Although I was travelling towards the end of the third week in August, a time when high summer is usually long gone, this year was different. England had been struggling with an ongoing series of hot dry spells, unfamiliar and decidedly uncomfortable for most of us in the country. The first drought in 26 years had just been declared in perennially damp Devon and Cornwall and even a few days of misty rain had done little to dent the desiccation that the landscape faced.
Driving north, I passed through steadily lightening shades of trees and vegetation until I reached Gloucestershire, where the extent of the drought brought a confusing mix of panic and awe to my chest. Verges had diminished to the palest yellow, pallid imprints between gold fields. Long grass appeared to be the only plant to have flourished in the dry conditions, riven through with umber seed-heads of cow parsley that rose up like air-dried periscopes. Memories stirred of the long dog days of a teenage summer, meandering bicycle rides, fairground evenings in thunderstorms.
I drove a few miles’ west out of the city, where I crossed the shrunken River Severn better known for its volatile flooding around the city’s western flanks, and navigated tiny gravelly lanes with peepholes through gates into dusty fields. The site of a musical evening in my primary school years, the village church at Tibberton should have stirred a memory, but it stood pert and proud on a slight rise and didn’t fit my hazy recollection of that long-gone summer evening.
The door was locked so I wandered the perimeter instead. The path that led into the woods was a creeping cemetery of fallen leaves. I’d seen trees on their autumnal cusp along the motorway verges, but I wasn’t prepared for the sight of these upturned clawed hands, reaching in their final moments for the water that never came. The sight jarred and I did a quick calculation, disorientated for a moment. It was far too early for autumn. All was parched, stifling, terrifying in its aridity.
When I returned home, a beautiful feature in Emergence magazine landed in my inbox. They Carry Us With Them: The Great Tree Migration by Chelsea Steinauer-Scudder and Jeremy Seifert charts the ways in which trees will adapt to climate change by migrating over time, as they have always done in the past. The process takes centuries but, little by little, through the dispersal of seeds, trees edge themselves closer to the conditions they need to survive.
The trees of Tibberton do not have the luxury of time. Trees can survive drought in the short-term by severing their upturned palms, their vital tools of sugar-making, of photosynthesis. This early autumn is a sign of intense sylvan stress: its discarded leaves are the sentinels of loss. I have always loved the cozy potential of autumn, but this year it has sounded a death-knell. My heart aches for the trees, but also for us. What parts of ourselves must we sever to withstand this climate emergency? We live abstract lives, detached from our primal contract with water, oxygen, and carbon, and so I fear our disembodiment will not help us this time.
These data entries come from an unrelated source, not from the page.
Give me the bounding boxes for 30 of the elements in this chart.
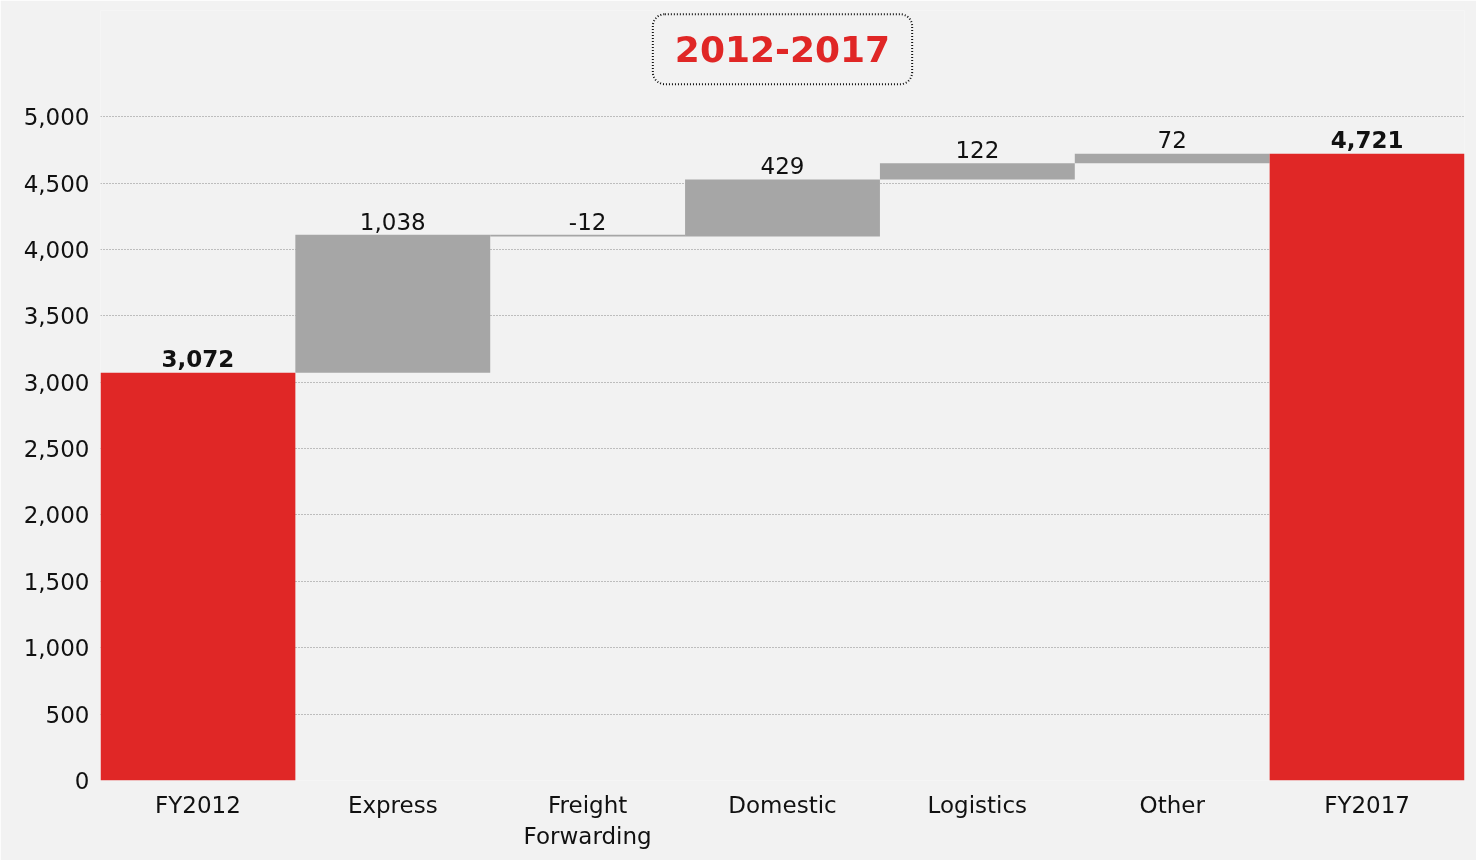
y-tick-label: 500: [45, 701, 90, 728]
bar: [100, 372, 296, 781]
text: 2012-2017: [674, 29, 891, 71]
data-label: 72: [1157, 127, 1187, 154]
y-tick-label: 1,500: [23, 568, 90, 595]
data-label: 4,721: [1330, 127, 1404, 154]
y-tick-label: 4,500: [23, 170, 90, 197]
y-tick-label: 4,000: [23, 236, 90, 263]
y-tick-label: 3,000: [23, 369, 90, 396]
data-label: 1,038: [359, 208, 426, 235]
bar: [879, 163, 1075, 180]
y-tick-label: 0: [74, 768, 90, 794]
y-tick-label: 3,500: [23, 303, 90, 330]
y-tick-label: 5,000: [23, 104, 90, 131]
x-tick-label: Logistics: [927, 791, 1028, 818]
data-label: 122: [955, 136, 1000, 163]
y-tick-label: 2,000: [23, 502, 90, 529]
y-tick-label: 2,500: [23, 436, 90, 463]
x-tick-label: Express: [347, 791, 438, 818]
y-tick-label: 1,000: [23, 635, 90, 662]
x-tick-label: Freight Forwarding: [523, 791, 652, 849]
bar: [1074, 153, 1270, 164]
bar: [1269, 153, 1465, 781]
x-tick-label: Domestic: [728, 791, 837, 818]
x-tick-label: Other: [1139, 791, 1206, 818]
x-tick-label: FY2017: [1324, 791, 1410, 818]
x-tick-label: FY2012: [155, 791, 241, 818]
data-label: 3,072: [161, 346, 235, 373]
data-label: -12: [568, 208, 607, 235]
data-label: 429: [760, 153, 805, 180]
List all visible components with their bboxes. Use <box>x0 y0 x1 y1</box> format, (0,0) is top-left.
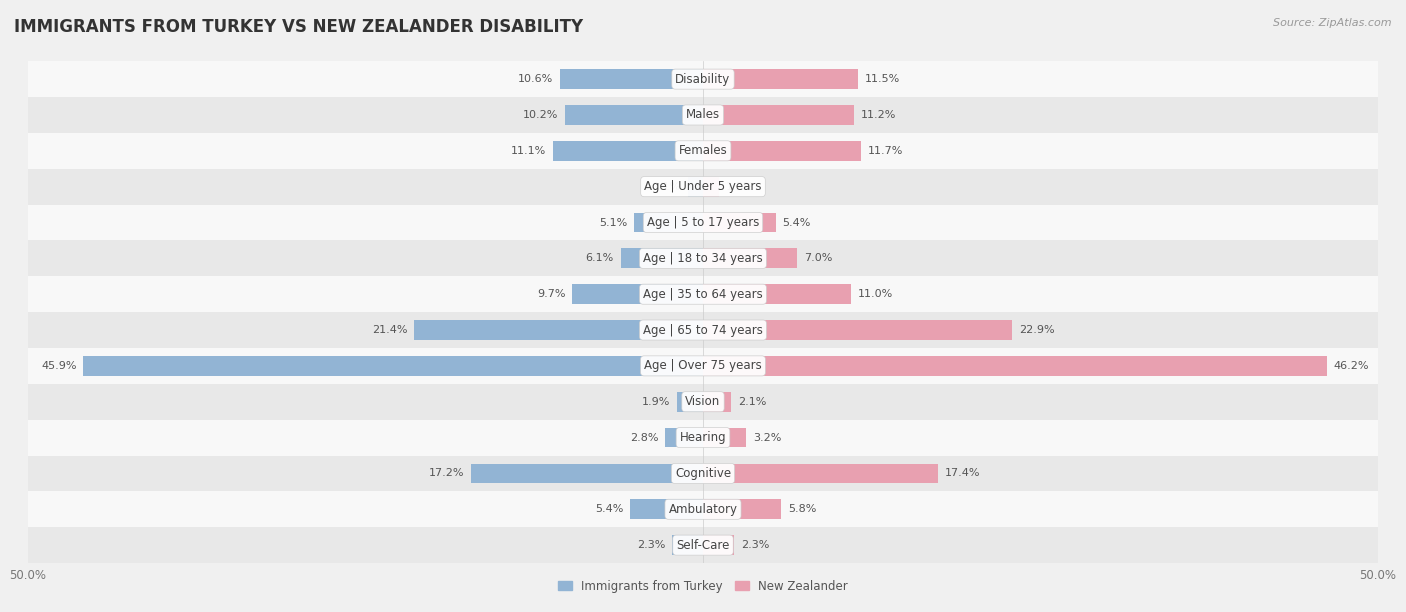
Text: 5.4%: 5.4% <box>595 504 623 514</box>
Text: 2.3%: 2.3% <box>741 540 769 550</box>
Bar <box>572 285 703 304</box>
Bar <box>703 212 776 233</box>
Text: 46.2%: 46.2% <box>1333 361 1369 371</box>
Bar <box>560 69 703 89</box>
Text: Age | 65 to 74 years: Age | 65 to 74 years <box>643 324 763 337</box>
Text: 11.2%: 11.2% <box>860 110 896 120</box>
Bar <box>28 169 1378 204</box>
Text: 5.1%: 5.1% <box>599 217 627 228</box>
Bar <box>28 61 1378 97</box>
Text: Age | Under 5 years: Age | Under 5 years <box>644 180 762 193</box>
Text: Source: ZipAtlas.com: Source: ZipAtlas.com <box>1274 18 1392 28</box>
Bar <box>28 241 1378 276</box>
Text: 1.9%: 1.9% <box>643 397 671 407</box>
Text: 11.5%: 11.5% <box>865 74 900 84</box>
Bar <box>565 105 703 125</box>
Text: 11.0%: 11.0% <box>858 289 893 299</box>
Text: 17.2%: 17.2% <box>429 468 464 479</box>
Bar <box>415 320 703 340</box>
Bar <box>630 499 703 519</box>
Bar <box>471 463 703 483</box>
Bar <box>83 356 703 376</box>
Text: 7.0%: 7.0% <box>804 253 832 263</box>
Bar <box>620 248 703 268</box>
Bar <box>672 536 703 555</box>
Bar <box>28 384 1378 420</box>
Bar <box>703 105 855 125</box>
Text: 21.4%: 21.4% <box>373 325 408 335</box>
Bar <box>703 392 731 412</box>
Text: Cognitive: Cognitive <box>675 467 731 480</box>
Text: 1.1%: 1.1% <box>654 182 682 192</box>
Bar <box>28 204 1378 241</box>
Text: Age | Over 75 years: Age | Over 75 years <box>644 359 762 372</box>
Bar <box>703 463 938 483</box>
Bar <box>28 97 1378 133</box>
Bar <box>703 248 797 268</box>
Text: 45.9%: 45.9% <box>41 361 77 371</box>
Bar <box>553 141 703 161</box>
Bar <box>703 285 852 304</box>
Bar <box>703 499 782 519</box>
Text: 11.1%: 11.1% <box>512 146 547 156</box>
Bar <box>703 177 720 196</box>
Text: Age | 5 to 17 years: Age | 5 to 17 years <box>647 216 759 229</box>
Bar <box>28 420 1378 455</box>
Bar <box>678 392 703 412</box>
Text: 3.2%: 3.2% <box>754 433 782 442</box>
Text: 11.7%: 11.7% <box>868 146 903 156</box>
Bar <box>634 212 703 233</box>
Bar <box>703 536 734 555</box>
Text: 2.8%: 2.8% <box>630 433 658 442</box>
Bar <box>703 356 1327 376</box>
Bar <box>703 141 860 161</box>
Text: Males: Males <box>686 108 720 121</box>
Bar <box>28 276 1378 312</box>
Text: 9.7%: 9.7% <box>537 289 565 299</box>
Text: 22.9%: 22.9% <box>1019 325 1054 335</box>
Legend: Immigrants from Turkey, New Zealander: Immigrants from Turkey, New Zealander <box>553 575 853 597</box>
Text: Females: Females <box>679 144 727 157</box>
Text: 6.1%: 6.1% <box>586 253 614 263</box>
Text: 1.2%: 1.2% <box>725 182 755 192</box>
Text: 2.1%: 2.1% <box>738 397 766 407</box>
Bar <box>665 428 703 447</box>
Text: 5.4%: 5.4% <box>783 217 811 228</box>
Text: Hearing: Hearing <box>679 431 727 444</box>
Bar <box>28 455 1378 491</box>
Bar <box>703 428 747 447</box>
Bar <box>703 320 1012 340</box>
Text: Self-Care: Self-Care <box>676 539 730 551</box>
Bar <box>28 491 1378 527</box>
Text: Age | 18 to 34 years: Age | 18 to 34 years <box>643 252 763 265</box>
Text: 5.8%: 5.8% <box>787 504 817 514</box>
Text: 2.3%: 2.3% <box>637 540 665 550</box>
Text: IMMIGRANTS FROM TURKEY VS NEW ZEALANDER DISABILITY: IMMIGRANTS FROM TURKEY VS NEW ZEALANDER … <box>14 18 583 36</box>
Bar <box>28 348 1378 384</box>
Bar <box>688 177 703 196</box>
Bar <box>28 133 1378 169</box>
Bar <box>28 527 1378 563</box>
Text: Vision: Vision <box>685 395 721 408</box>
Text: Age | 35 to 64 years: Age | 35 to 64 years <box>643 288 763 300</box>
Text: 10.2%: 10.2% <box>523 110 558 120</box>
Text: Disability: Disability <box>675 73 731 86</box>
Bar <box>28 312 1378 348</box>
Text: Ambulatory: Ambulatory <box>668 503 738 516</box>
Text: 17.4%: 17.4% <box>945 468 980 479</box>
Bar <box>703 69 858 89</box>
Text: 10.6%: 10.6% <box>517 74 553 84</box>
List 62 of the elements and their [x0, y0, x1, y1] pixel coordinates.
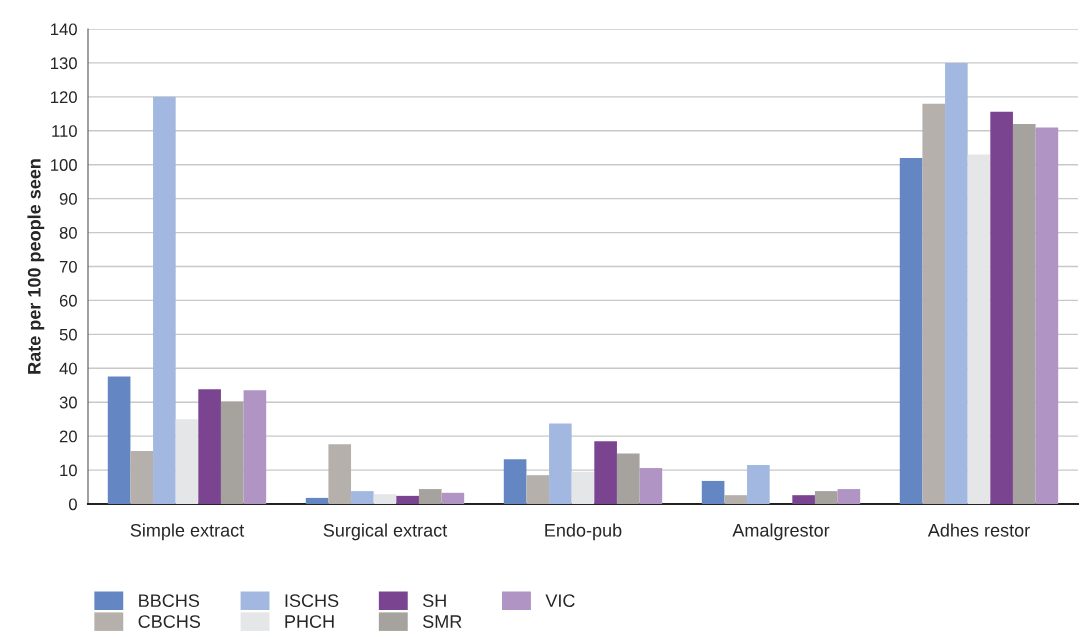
legend-label: PHCH: [285, 615, 334, 628]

It has rained since then, of course. Thick welts of rain have plummeted from leaden skies, buckets have overflown, and puddles have lingered for more than a few hours. Burrator reservoir is still perilously low but yesterday we listened to chutes of water tumble into the striped waters, their (for-now) resting place after days of ploughing through moorland soil. This grey still morning, the valley is pressed beneath a cool hand of mist and green returns to this place.
The land and its inhabitants have always been in flux, as mutable as the liquid on which they depend. I think how much I’ve changed since my childhood spent with my friends. If I looked closely enough, could I see how the molecules of the streets and alleyways of Gloucester have changed too? How the bricks and concrete and stone of the city centre buildings have decayed by a fraction, their surfaces depressed by microns? Change is constant: it can be slow and fractious, or cataclysmic and disorientating, but it is ever at our heels. Let us hope we can change quicker than the trees.
[1] ‘Up the line’ is a south-western term for travelling north to Bristol or the Midlands, dating back probably to the one train line that went north and on east to London. By some strange coincidence, Up the Line is a science fiction novel about time travel back into the past. It seemed apt somehow.